By Hannah Johnson | @hannahsjohnsonOn Friday, May 11, charismatic and influential book publisher Peter Mayer died at 82 years old. Known for the energy and passion he brought to book publishing, Mayer achieved international recognition for his work, in particular during his time as CEO of Penguin Books and as the founder and publisher of Overlook Press.
In a statement announcing Mayer’s death, Overlook Press wrote: “Over his legendary, six-decade career in book publishing—which included nineteen years spent as the CEO of Penguin Books—Peter had a profound influence on several generations of authors and publishers, a legacy that is sure to endure.”
Among numerous professional awards and honors, Mayer was named as a Chevalier and Officier of the Ordre des Arts et des Lettres by the French Ministry of Culture. And in 2008, the London Book Fair honored him with a Lifetime Achievement Award.
Mayer, born in London in 1936 and raised in America, began working in publishing in 1961 and worked his way up the ranks to become Publisher and President of Pocket Books in 1976.
In 1978, he was appointed CEO of Penguin Books in the UK, which was languishing at the time. During his tenure there, which lasted until 1996, Mayer is credited with turning Penguin into a profitable business and expanding its international presence.
However, his transition to Penguin and the UK was not without challenges. In an interview with the Frankfurt Book Fair, Mayer described how some in the UK reacted to having an American take over at Penguin: “At the beginning, I did indeed encounter barriers in London; above all the British media was against my appointment because Penguin was such a British company. […] Fortunately, there were others who saw the necessity of a change at Penguin, and when I revived the company in the eighties, it was perhaps proof that an American isn’t just a hinderance.”
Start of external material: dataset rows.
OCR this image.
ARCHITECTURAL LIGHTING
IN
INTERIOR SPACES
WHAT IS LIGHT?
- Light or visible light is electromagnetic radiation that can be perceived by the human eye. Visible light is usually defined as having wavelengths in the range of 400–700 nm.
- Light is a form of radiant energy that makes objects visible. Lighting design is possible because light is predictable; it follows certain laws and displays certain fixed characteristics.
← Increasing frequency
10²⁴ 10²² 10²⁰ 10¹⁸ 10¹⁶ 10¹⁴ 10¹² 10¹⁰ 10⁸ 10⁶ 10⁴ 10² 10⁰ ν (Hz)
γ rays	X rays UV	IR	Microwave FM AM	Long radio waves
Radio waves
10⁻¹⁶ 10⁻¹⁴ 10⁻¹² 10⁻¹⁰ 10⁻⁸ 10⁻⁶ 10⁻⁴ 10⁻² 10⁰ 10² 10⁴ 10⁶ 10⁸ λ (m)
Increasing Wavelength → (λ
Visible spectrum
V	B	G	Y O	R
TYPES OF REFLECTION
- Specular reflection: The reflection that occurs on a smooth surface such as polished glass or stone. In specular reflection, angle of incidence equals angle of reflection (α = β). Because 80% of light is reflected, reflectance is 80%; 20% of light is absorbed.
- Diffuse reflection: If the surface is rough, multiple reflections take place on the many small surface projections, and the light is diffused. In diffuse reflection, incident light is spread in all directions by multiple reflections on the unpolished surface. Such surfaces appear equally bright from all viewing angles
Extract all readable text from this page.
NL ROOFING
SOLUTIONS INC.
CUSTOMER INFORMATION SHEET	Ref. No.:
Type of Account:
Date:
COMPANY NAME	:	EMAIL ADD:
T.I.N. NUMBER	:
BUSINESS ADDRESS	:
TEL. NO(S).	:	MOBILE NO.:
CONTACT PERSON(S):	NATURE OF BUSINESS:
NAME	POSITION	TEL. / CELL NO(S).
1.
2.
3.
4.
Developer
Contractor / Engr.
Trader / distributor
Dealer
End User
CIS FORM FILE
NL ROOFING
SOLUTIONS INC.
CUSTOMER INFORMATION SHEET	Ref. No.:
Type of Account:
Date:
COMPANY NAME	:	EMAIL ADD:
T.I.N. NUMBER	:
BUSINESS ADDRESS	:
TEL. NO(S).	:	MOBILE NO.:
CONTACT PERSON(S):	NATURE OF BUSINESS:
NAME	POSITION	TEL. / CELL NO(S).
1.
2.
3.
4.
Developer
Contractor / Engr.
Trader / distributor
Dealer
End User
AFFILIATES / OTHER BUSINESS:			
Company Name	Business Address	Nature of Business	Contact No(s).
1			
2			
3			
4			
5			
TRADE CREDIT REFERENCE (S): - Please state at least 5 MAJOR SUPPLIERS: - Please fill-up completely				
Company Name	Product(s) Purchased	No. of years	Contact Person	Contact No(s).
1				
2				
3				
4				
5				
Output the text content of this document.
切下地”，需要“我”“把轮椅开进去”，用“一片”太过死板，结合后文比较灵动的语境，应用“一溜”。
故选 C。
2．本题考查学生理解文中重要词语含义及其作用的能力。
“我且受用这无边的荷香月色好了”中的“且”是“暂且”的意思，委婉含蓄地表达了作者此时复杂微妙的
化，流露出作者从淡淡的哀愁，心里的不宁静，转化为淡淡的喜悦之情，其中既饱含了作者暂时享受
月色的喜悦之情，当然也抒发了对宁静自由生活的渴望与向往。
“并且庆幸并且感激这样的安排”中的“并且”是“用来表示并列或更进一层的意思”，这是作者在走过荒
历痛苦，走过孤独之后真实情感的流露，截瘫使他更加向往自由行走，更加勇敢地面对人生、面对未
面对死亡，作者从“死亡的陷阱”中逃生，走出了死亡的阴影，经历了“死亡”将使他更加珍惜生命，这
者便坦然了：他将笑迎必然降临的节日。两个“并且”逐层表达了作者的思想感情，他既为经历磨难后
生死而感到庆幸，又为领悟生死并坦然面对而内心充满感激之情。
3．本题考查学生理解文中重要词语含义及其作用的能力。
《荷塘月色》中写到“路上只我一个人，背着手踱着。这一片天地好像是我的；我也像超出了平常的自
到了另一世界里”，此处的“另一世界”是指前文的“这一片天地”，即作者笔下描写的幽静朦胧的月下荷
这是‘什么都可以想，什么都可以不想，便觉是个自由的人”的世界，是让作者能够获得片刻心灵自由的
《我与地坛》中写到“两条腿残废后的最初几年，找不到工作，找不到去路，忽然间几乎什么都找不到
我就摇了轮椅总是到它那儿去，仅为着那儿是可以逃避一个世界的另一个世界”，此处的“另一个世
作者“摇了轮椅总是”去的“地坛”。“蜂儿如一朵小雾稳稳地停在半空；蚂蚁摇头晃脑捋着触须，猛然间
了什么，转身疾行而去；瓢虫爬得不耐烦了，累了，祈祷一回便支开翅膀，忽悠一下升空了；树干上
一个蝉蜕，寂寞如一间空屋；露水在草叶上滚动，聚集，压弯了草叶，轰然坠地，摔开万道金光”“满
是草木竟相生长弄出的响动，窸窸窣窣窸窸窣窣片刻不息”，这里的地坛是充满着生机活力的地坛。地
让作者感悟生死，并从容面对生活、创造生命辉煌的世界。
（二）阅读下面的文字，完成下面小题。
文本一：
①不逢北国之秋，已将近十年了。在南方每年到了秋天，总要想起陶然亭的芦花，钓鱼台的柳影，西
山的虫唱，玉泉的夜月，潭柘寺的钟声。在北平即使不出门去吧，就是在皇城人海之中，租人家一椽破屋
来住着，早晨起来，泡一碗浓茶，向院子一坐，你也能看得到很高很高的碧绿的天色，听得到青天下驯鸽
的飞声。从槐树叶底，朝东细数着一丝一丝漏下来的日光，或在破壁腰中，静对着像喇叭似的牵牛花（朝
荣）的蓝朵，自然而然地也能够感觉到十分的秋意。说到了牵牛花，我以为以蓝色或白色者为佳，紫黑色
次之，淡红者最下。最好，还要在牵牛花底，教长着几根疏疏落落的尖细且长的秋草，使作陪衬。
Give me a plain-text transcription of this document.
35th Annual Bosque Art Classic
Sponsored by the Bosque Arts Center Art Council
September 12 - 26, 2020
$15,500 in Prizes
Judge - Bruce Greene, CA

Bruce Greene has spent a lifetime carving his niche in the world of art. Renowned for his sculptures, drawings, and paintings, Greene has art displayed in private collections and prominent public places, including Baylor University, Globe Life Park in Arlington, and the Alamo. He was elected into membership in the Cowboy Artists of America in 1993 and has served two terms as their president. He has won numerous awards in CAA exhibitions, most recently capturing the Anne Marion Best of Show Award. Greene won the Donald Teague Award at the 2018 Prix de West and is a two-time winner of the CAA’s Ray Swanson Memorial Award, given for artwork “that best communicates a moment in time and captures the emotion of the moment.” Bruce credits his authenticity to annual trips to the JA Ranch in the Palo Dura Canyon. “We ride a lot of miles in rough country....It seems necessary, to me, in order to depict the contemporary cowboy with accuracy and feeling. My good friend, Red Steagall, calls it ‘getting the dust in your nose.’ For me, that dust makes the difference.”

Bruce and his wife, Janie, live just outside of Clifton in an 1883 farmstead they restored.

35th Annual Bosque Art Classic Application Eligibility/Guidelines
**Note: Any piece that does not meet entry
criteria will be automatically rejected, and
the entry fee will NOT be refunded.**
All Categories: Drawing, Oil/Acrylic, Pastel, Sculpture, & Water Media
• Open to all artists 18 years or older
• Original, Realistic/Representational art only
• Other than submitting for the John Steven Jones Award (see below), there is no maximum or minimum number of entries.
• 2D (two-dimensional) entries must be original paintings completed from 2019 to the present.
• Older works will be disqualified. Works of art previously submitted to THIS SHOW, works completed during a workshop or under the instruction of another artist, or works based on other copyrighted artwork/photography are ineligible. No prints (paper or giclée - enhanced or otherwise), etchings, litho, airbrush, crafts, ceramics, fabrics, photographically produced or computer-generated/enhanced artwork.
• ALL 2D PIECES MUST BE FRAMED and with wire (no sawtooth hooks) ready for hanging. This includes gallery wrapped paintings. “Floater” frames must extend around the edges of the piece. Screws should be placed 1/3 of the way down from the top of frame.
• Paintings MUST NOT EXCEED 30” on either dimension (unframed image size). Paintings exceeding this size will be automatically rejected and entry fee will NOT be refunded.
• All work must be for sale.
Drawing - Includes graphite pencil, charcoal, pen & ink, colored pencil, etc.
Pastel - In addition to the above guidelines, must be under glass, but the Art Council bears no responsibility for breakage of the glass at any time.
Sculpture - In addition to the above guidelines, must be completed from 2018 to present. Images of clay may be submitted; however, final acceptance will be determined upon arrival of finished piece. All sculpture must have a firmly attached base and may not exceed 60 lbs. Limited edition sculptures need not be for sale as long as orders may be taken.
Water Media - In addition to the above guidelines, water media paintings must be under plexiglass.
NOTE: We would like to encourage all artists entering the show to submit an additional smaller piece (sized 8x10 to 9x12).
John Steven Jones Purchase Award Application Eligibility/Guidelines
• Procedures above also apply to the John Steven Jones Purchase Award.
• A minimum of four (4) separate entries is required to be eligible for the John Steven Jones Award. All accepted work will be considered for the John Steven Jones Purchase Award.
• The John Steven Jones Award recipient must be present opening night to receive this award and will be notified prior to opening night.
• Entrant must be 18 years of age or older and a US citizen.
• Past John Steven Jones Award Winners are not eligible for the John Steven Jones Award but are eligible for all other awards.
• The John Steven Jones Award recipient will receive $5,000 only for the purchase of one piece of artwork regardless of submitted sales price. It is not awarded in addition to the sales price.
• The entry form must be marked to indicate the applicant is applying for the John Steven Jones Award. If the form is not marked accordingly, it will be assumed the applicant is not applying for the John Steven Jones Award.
During his time at Penguin, Mayer opened offices in China and India, and he oversaw the publication of Salman Rushdie’s famous novel, The Satanic Verses. The book was first published in 1988, and in 1989, Iranian leader Ayatollah Ruhollah Khomeini issued his famous fatwa ordering the killing of Rushdie.
In a video for Web of Stories, Mayer said that he made a decision to support Rushdie and continue publishing the book, despite the “loss of life connected with its publication” and death threats. “Our liberties would be curtailed,” he said, “if any particular minority could forbid any book.”
In addition to his work at Penguin, Mayer founded Overlook Press with his father in 1971. Following his departure from Penguin, Mayer went on to work as President and Publisher at Overlook. In 2003, he bought the ailing Duckworth Press in the UK, giving Overlook a transatlantic footprint.
Mayer also championed literature in translation, in particular with the editorial freedom he had at Overlook. In 2013, Publishing Perspectives interviewed him about his ambitious plans to publish a 125-volume series of Russian literature in translation, The Russian Library, inspired by Russia program as BookExpo’s Market Focus in 2012.
“When I was at Penguin,” Mayer said, “we published all the best-known classics, not everything, but a great many books. I did all of those…and now in my post-Penguin career, well, you know, I’m a certain age, I can’t go on forever, and I’d like to leave the publishing and literary world with this.”
As a leading figure in international publishing, Mayer was also a longtime supporter and attendee of the Frankfurter Buchmesse. He celebrated his 50th year exhibiting in Frankfurt in 2012.
Buchmesse director Juergen Boos told Publishing Perspectives, “In my many years at and with the Frankfurter Buchmesse—as an exhibitor, trade visitor, and later director—Peter was always a constant for me. His presence assured me that we work in a special industry, in which the quality of our work comes first. We will miss him, in New York and Frankfurt.”
Mayer also served on the advisory board for the German Book Office New York for a number of years. Riky Stock, director of the GBO, remembers Mayer this way:
“When I first met Peter Mayer at one of his author parties in 1999, I was an assistant, fresh off the boat from Germany, and I was immediately charmed by this mighty publisher who engaged me in a long conversation, partly in German about German books he read as a child…
“It was the first of several such inspiring conversations over the years, some took place in his offices with him smoking, of course. Once, in the midst of our meeting, and while he continued talking, the trash can caught on fire, which he put out by dumping a glass of water over the fire and the surrounding manuscripts…
“I admired him and his fierce personality. We have lost a wonderful publishing personality and we have lost a fierce supporter of German literature in translation.”